Simon Johnson of The Baseline Scenario has an excellent article on one of his favorite topics - breaking up the big banks. In this article he disses Dodd and Corker for their arguments in favor of the big ones. There are a number of comments as usual. I found the following from Edwin Lee particularly trenchant about managing organizations.
Having been a CEO for 16 years, my first concern about large banks is that they can only be managed too poorly to serve the needs of a healthy market. It’s a matter of scale. Size allows dominance by otherwise feeble management, which is just what is happening.Let me cite some structural issues:
1. A top executive can only make so many executive level decisions in a year. (At least half dealing with internal issues) The larger the institution the more complex the decisions and the more time and accurate information it takes to make good ones. The larger the institution the lower the percentage of well thought out decisions; more and more get made on a handful of myths and personal relationships with loyal lieutenants. (Big government has the same limitations for Executive or Congressional decisions)
2. Leaders of large organizations tend to deal with comparably large consequences… you don’t manage a $100 billion corporation making $50 million decisions. (However, they also tend to spend more time making trivial decsions because these are the only ones with immediate, self gratifying outcomes) Thus, management looks for huge pools to muck around in… like housing pools, government debt (Goldman Sachs in Greece), etc.

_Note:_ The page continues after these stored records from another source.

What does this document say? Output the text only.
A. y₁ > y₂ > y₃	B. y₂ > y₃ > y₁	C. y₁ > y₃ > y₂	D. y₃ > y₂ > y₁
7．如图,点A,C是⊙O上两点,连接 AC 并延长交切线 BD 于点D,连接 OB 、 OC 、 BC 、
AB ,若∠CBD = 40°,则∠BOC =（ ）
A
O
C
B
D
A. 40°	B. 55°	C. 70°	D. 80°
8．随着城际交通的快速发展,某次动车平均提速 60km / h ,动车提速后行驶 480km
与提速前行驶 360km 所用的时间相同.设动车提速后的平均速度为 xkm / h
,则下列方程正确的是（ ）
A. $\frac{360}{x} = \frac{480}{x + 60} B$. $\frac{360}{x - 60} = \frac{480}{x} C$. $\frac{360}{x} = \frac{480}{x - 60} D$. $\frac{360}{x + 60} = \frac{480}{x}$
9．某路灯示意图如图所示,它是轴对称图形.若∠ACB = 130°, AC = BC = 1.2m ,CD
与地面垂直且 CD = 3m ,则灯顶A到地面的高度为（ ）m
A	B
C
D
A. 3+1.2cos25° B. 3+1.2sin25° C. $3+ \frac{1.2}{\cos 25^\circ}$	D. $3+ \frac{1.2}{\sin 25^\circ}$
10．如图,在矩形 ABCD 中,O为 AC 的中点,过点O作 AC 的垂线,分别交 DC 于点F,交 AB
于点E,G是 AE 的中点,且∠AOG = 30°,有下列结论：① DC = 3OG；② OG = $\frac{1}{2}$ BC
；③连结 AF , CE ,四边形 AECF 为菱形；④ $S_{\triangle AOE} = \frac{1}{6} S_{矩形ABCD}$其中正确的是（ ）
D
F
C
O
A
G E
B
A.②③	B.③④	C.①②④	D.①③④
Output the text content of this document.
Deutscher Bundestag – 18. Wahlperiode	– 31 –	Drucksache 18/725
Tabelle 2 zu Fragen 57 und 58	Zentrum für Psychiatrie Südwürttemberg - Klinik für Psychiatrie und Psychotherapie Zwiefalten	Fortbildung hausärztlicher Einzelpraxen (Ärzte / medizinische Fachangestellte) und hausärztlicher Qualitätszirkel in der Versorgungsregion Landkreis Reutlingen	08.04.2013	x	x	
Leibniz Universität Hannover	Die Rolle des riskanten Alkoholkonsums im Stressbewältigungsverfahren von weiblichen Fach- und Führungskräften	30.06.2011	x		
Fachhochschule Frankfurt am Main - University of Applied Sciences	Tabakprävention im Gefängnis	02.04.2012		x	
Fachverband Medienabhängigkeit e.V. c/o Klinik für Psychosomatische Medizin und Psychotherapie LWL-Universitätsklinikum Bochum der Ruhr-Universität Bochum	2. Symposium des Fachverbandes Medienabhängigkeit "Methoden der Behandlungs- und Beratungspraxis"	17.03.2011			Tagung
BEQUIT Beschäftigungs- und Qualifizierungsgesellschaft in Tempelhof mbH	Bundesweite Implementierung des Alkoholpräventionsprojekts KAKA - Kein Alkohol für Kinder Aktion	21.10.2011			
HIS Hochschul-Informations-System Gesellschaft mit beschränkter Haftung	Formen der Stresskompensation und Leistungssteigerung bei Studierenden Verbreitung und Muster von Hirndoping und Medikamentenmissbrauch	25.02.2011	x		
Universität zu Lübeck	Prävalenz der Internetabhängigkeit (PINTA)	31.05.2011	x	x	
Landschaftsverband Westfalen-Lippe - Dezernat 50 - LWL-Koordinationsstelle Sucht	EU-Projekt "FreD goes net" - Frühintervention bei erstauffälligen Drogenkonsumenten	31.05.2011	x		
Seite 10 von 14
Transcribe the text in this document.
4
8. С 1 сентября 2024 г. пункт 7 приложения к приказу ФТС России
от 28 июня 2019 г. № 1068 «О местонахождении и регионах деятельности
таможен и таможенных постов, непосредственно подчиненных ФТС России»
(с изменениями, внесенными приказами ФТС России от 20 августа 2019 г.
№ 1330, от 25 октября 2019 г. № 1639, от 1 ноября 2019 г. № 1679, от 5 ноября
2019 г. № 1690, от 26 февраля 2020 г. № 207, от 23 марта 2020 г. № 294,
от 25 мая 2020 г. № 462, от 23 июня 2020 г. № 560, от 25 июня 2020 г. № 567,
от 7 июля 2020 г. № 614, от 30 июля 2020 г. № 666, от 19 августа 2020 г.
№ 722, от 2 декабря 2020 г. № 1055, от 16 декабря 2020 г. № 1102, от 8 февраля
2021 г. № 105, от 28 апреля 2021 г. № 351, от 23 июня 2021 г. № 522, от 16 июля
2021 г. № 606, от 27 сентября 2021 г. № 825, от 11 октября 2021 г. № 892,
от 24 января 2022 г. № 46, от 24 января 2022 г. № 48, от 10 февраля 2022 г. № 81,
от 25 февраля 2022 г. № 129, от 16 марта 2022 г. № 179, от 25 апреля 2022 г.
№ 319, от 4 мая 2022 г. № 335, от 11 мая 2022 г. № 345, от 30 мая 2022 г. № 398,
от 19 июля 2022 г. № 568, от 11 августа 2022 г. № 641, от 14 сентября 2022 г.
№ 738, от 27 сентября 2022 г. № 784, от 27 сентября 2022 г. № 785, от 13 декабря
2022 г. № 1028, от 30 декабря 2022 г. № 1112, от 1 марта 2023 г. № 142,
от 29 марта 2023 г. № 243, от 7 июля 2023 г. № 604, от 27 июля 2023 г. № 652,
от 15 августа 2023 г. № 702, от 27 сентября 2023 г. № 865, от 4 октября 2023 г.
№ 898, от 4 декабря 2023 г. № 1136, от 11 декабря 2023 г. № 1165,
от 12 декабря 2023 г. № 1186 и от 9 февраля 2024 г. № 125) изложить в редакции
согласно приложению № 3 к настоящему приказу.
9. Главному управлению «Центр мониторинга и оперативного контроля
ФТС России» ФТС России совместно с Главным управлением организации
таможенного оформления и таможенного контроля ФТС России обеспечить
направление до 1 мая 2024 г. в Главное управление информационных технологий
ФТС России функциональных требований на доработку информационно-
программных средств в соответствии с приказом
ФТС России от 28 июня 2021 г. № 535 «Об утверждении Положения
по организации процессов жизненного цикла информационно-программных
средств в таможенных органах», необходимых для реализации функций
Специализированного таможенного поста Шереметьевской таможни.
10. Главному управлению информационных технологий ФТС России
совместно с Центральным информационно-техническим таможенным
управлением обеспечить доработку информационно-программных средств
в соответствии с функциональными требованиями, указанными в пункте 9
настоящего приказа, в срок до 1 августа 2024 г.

The little guy isn’t dealt with as an individual, merely part of some large pool. But note, you have less competent people dealing with much larger and more complicated pools… thus the recipe for disaster.
3. Leadership of large public organizations is chosen by others on the basis of loyalty, loyalty, loyalty and reputation, not competence. Robert Rubin and Larry Summers are examples example of this reputation and loyalty principle. Entrepreneurs who lead small organizations and who grow large successful organizations self select and are pruned by market forces. In a sense, leaders of large organizations inherit their jobs by being loyal followers for decades. Hardly the best screen for creative and intelligent leadership.
4. An industry dominated by a few large organizations hasn’t the structural surpluses to develop and screen out the next generation of competent leaders. Metaphorically, it lacks a farm system in which to develop and screen outstanding future talent. This is also the failing of dictatorships, the next generation of leaders tends to be toadies who were loyal within the system.
5. No industry should have insitutions that are too large to fail in the marketplace in a way that allows for orderly distribution of their assets. For financial institutions this size is about 3% of the overall national financial market (due to interlocking activities and the critical role of money and credit to the economy)…. to allow for a healthy apoptosis process (as in FDIC distribution of failed institutions’ resources) as opposed to a necrosis process in which one institution’s failure cascades throughout the system. Given the 3% upper limit, growth through mergers and acquisitions should be prohibited when an institution reaches 1% of the national market.
I have posted more on breaking up the behemoths on my own blog. What is blantantly obvious to someone who has led a business in a highly dynamic marketplace of hi-tech seems to escape Corker, Dodd and most economists.